A look on the storage side and we got the root cause: Storage was full.
It was easy to solve: just add more storage.
(A couple of days later, something similar happened, same applications crashing. This time, the link to the storage was lost due to scheduled maintenance, the failover killing the opened sessions).
But I know.
Why the hell our storage was not monitored?
Actually, it was. But as you know with the cloud, nothing is simple.
So, how can we improve the monitoring to, at least, be aware of such failure and be proactive instead of waiting for the tsunami of incidents overwhelming support teams and maybe yourselves?
I'd say, ensure your monitoring is working properly and don't wait for it to get down to ensure it is configured as expected: do some Chaos Engineering!
Am I spoiling about something here? Yes, I am!
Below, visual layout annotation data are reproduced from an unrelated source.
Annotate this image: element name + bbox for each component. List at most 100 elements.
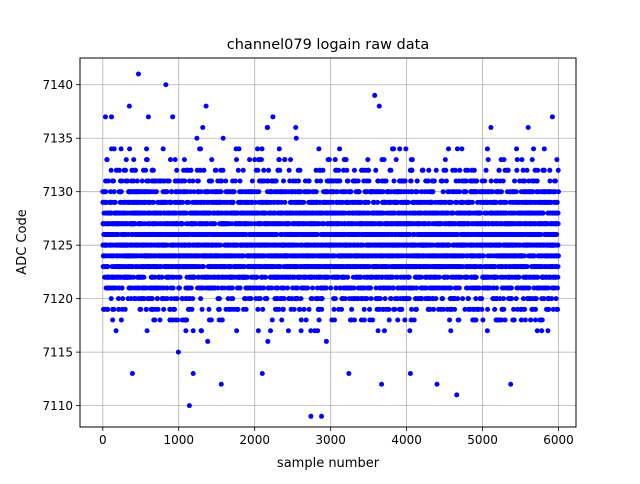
data-point [219,189,224,194]
data-point [433,296,438,301]
data-point [294,136,299,141]
data-point [287,168,292,173]
data-point [177,285,182,290]
data-point [332,318,337,323]
data-point [191,328,196,333]
data-point [443,157,448,162]
data-point [373,168,378,173]
data-point [395,318,400,323]
data-point [234,328,239,333]
data-point [172,307,177,312]
data-point [455,146,460,151]
data-point [421,168,426,173]
data-point [161,307,166,312]
data-point [367,307,372,312]
data-point [316,146,321,151]
data-point [344,157,349,162]
data-point [217,296,222,301]
data-point [279,318,284,323]
data-point [264,296,269,301]
data-point [144,146,149,151]
data-point [415,179,420,184]
data-point [375,200,380,205]
data-point [332,307,337,312]
data-point [189,307,194,312]
data-point [345,275,350,280]
data-point [298,296,303,301]
data-point [145,328,150,333]
data-point [407,275,412,280]
data-point [288,157,293,162]
data-point [196,179,201,184]
data-point [161,146,166,151]
data-point [299,328,304,333]
data-point [232,189,237,194]
data-point [105,157,110,162]
data-point [143,168,148,173]
data-point [384,179,389,184]
data-point [238,285,243,290]
data-point [441,189,446,194]
data-point [327,157,332,162]
data-point [352,168,357,173]
data-point [366,179,371,184]
data-point [189,168,194,173]
data-point [255,168,260,173]
data-point [346,179,351,184]
data-point [474,275,479,280]
data-point [168,157,173,162]
data-point [230,285,235,290]
data-point [141,275,146,280]
data-point [456,318,461,323]
data-point [190,296,195,301]
data-point [206,307,211,312]
data-point [286,328,291,333]
data-point [434,168,439,173]
data-point [247,157,252,162]
data-point [114,328,119,333]
data-point [333,157,338,162]
data-point [183,328,188,333]
data-point [112,146,117,151]
data-point [474,179,479,184]
data-point [201,264,206,269]
data-point [368,285,373,290]
data-point [282,157,287,162]
data-point [457,168,462,173]
data-point [305,285,310,290]
data-point [336,168,341,173]
data-point [120,285,125,290]
data-point [407,328,412,333]
data-point [198,146,203,151]
data-point [339,307,344,312]
data-point [391,285,396,290]
data-point [112,189,117,194]
data-point [388,168,393,173]
data-point [209,157,214,162]
data-point [472,168,477,173]
data-point [156,307,161,312]
data-point [133,168,138,173]
data-point [182,179,187,184]
data-point [199,328,204,333]
data-point [111,307,116,312]
data-point [344,168,349,173]
data-point [317,318,322,323]
data-point [362,307,367,312]
data-point [236,146,241,151]
data-point [235,307,240,312]
data-point [182,157,187,162]
data-point [103,189,108,194]
data-point [349,307,354,312]
data-point [160,275,165,280]
data-point [432,179,437,184]
data-point [319,307,324,312]
data-point [430,189,435,194]
data-point [444,179,449,184]
data-point [292,307,297,312]
data-point [320,296,325,301]
data-point [248,296,253,301]
data-point [409,179,414,184]
data-point [352,318,357,323]
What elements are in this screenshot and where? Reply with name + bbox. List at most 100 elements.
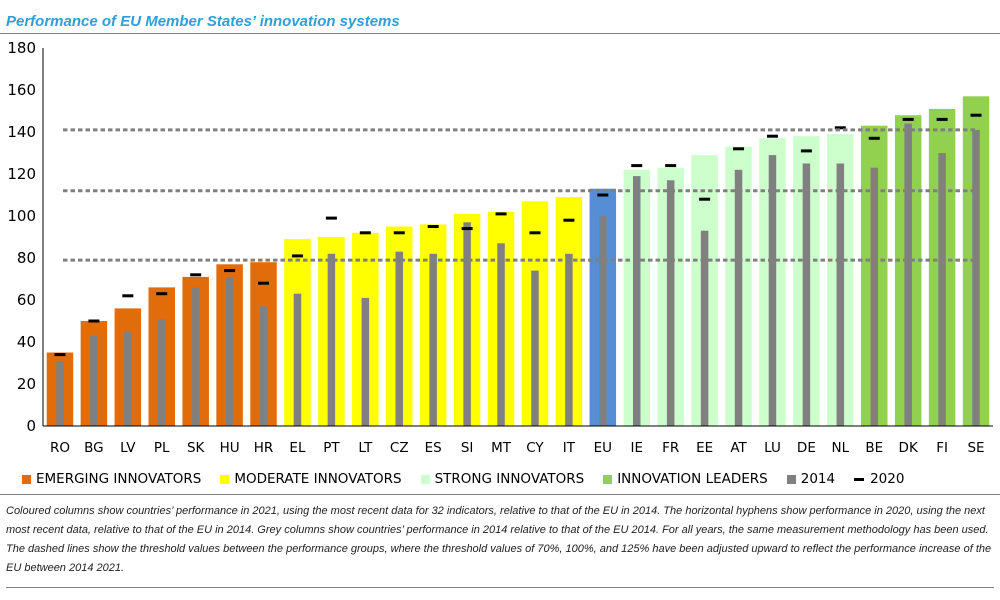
y-tick-label: 0 bbox=[26, 417, 36, 435]
legend-label: STRONG INNOVATORS bbox=[434, 471, 585, 487]
bottom-rule bbox=[6, 587, 994, 588]
marker-2020-lv bbox=[122, 294, 134, 298]
marker-2020-ee bbox=[699, 197, 711, 201]
x-axis-labels: RO BG LV PL SK HU HR EL PT LT CZ ES SI MT CY IT EU IE FR EE… bbox=[50, 440, 985, 456]
y-tick-label: 160 bbox=[7, 81, 36, 99]
legend-swatch bbox=[420, 474, 430, 484]
markers-2020 bbox=[54, 113, 982, 357]
bar-2014-ie bbox=[633, 176, 641, 426]
bar-2014-de bbox=[802, 163, 811, 426]
x-tick-label: CZ bbox=[390, 440, 409, 456]
y-tick-label: 100 bbox=[7, 207, 36, 225]
marker-2020-si bbox=[461, 227, 473, 231]
bar-2014-es bbox=[429, 253, 437, 426]
x-tick-label: LT bbox=[358, 440, 373, 456]
bar-2014-fr bbox=[666, 180, 675, 426]
legend-label: MODERATE INNOVATORS bbox=[234, 471, 402, 487]
bar-2014-si bbox=[463, 222, 471, 426]
legend-item: 2014 bbox=[786, 471, 836, 487]
marker-2020-pl bbox=[156, 292, 168, 296]
bar-2014-at bbox=[734, 169, 743, 427]
marker-2020-mt bbox=[495, 212, 507, 216]
x-tick-label: BG bbox=[84, 440, 104, 456]
legend-swatch bbox=[786, 474, 796, 484]
marker-2020-de bbox=[800, 149, 812, 153]
chart-title: Performance of EU Member States’ innovat… bbox=[6, 13, 400, 30]
x-tick-label: CY bbox=[526, 440, 544, 456]
bar-2014-hr bbox=[259, 306, 268, 426]
marker-2020-cz bbox=[393, 231, 405, 235]
bar-2014-hu bbox=[225, 276, 234, 426]
marker-2020-lt bbox=[359, 231, 371, 235]
x-tick-label: DE bbox=[797, 440, 816, 456]
legend-rule bbox=[0, 494, 1000, 495]
x-tick-label: EE bbox=[696, 440, 713, 456]
legend-swatch bbox=[22, 474, 31, 484]
marker-2020-it bbox=[563, 218, 575, 222]
bar-2014-ee bbox=[700, 230, 709, 426]
bar-2014-pt bbox=[327, 253, 336, 426]
marker-2020-sk bbox=[190, 273, 202, 277]
legend-item: INNOVATION LEADERS bbox=[603, 471, 768, 487]
y-tick-label: 120 bbox=[7, 165, 36, 183]
bar-2014-mt bbox=[497, 243, 505, 426]
x-tick-label: EL bbox=[289, 440, 306, 456]
axes bbox=[42, 48, 993, 427]
marker-2020-eu bbox=[597, 193, 609, 197]
chart-footnote: Coloured columns show countries’ perform… bbox=[6, 505, 992, 574]
marker-2020-bg bbox=[88, 319, 100, 323]
marker-2020-pt bbox=[325, 216, 337, 220]
bar-2014-pl bbox=[158, 318, 166, 426]
bar-2014-lv bbox=[124, 331, 132, 426]
legend-swatch bbox=[603, 474, 613, 484]
marker-2020-hu bbox=[224, 269, 236, 273]
x-tick-label: ES bbox=[425, 440, 442, 456]
marker-2020-ie bbox=[631, 164, 643, 168]
x-tick-label: IE bbox=[630, 440, 643, 456]
x-tick-label: HU bbox=[220, 440, 240, 456]
marker-2020-at bbox=[733, 147, 745, 151]
x-tick-label: BE bbox=[865, 440, 883, 456]
x-tick-label: FI bbox=[936, 440, 948, 456]
bar-2014-lt bbox=[361, 297, 370, 426]
x-tick-label: FR bbox=[662, 440, 679, 456]
y-tick-label: 180 bbox=[7, 39, 36, 57]
marker-2020-be bbox=[868, 136, 880, 140]
legend-label: EMERGING INNOVATORS bbox=[36, 471, 202, 487]
marker-2020-ro bbox=[54, 353, 66, 357]
y-tick-label: 140 bbox=[7, 123, 36, 141]
marker-2020-dk bbox=[902, 117, 914, 121]
x-tick-label: HR bbox=[254, 440, 274, 456]
x-tick-label: SI bbox=[461, 440, 474, 456]
bars-2014 bbox=[56, 123, 980, 427]
y-tick-label: 60 bbox=[17, 291, 36, 309]
bar-2014-be bbox=[870, 167, 878, 426]
threshold-lines bbox=[63, 128, 975, 262]
marker-2020-se bbox=[970, 113, 982, 117]
bar-chart: 0 20 40 60 80 100 120 140 160 180 RO BG LV PL SK HU HR E… bbox=[7, 39, 993, 456]
x-tick-label: LU bbox=[764, 440, 781, 456]
marker-2020-nl bbox=[834, 126, 846, 130]
y-tick-label: 40 bbox=[17, 333, 36, 351]
bar-2014-se bbox=[972, 129, 980, 426]
marker-2020-hr bbox=[258, 281, 270, 285]
bar-2014-cy bbox=[531, 270, 539, 426]
bar-2014-lu bbox=[768, 155, 777, 426]
x-tick-label: MT bbox=[491, 440, 512, 456]
bar-2014-dk bbox=[904, 123, 912, 426]
legend-swatch bbox=[220, 474, 230, 484]
legend-item: EMERGING INNOVATORS bbox=[22, 471, 201, 487]
legend-item: MODERATE INNOVATORS bbox=[220, 471, 402, 487]
bar-2014-fi bbox=[938, 153, 946, 426]
marker-2020-fi bbox=[936, 117, 948, 121]
x-tick-label: PT bbox=[323, 440, 340, 456]
x-tick-label: RO bbox=[50, 440, 70, 456]
marker-2020-cy bbox=[529, 231, 541, 235]
y-tick-label: 20 bbox=[17, 375, 36, 393]
x-tick-label: IT bbox=[563, 440, 576, 456]
legend-marker bbox=[854, 477, 865, 481]
bar-2014-nl bbox=[836, 163, 845, 426]
marker-2020-el bbox=[291, 254, 303, 258]
legend-label: 2014 bbox=[800, 471, 836, 487]
y-tick-label: 80 bbox=[17, 249, 36, 267]
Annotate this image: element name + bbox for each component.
But in the meantime, here is what I did.
I know in big companies, responsibilities and teams are segregated, and you cannot have hands-on what other people do or can do.
Aside the storage monitoring, we decided to also monitor those events on our side. In case of a failure, every minute counts. And it's your job to provide the best service you can, so, if we can do something more, we must do something more.
In our situation, we decided to monitor the event ID 15 on all our VDA servers and create an alert when such an event appears. This way, we would talk directly to the storage team before the storm would come.
But, hey, let's hope this won't happen again.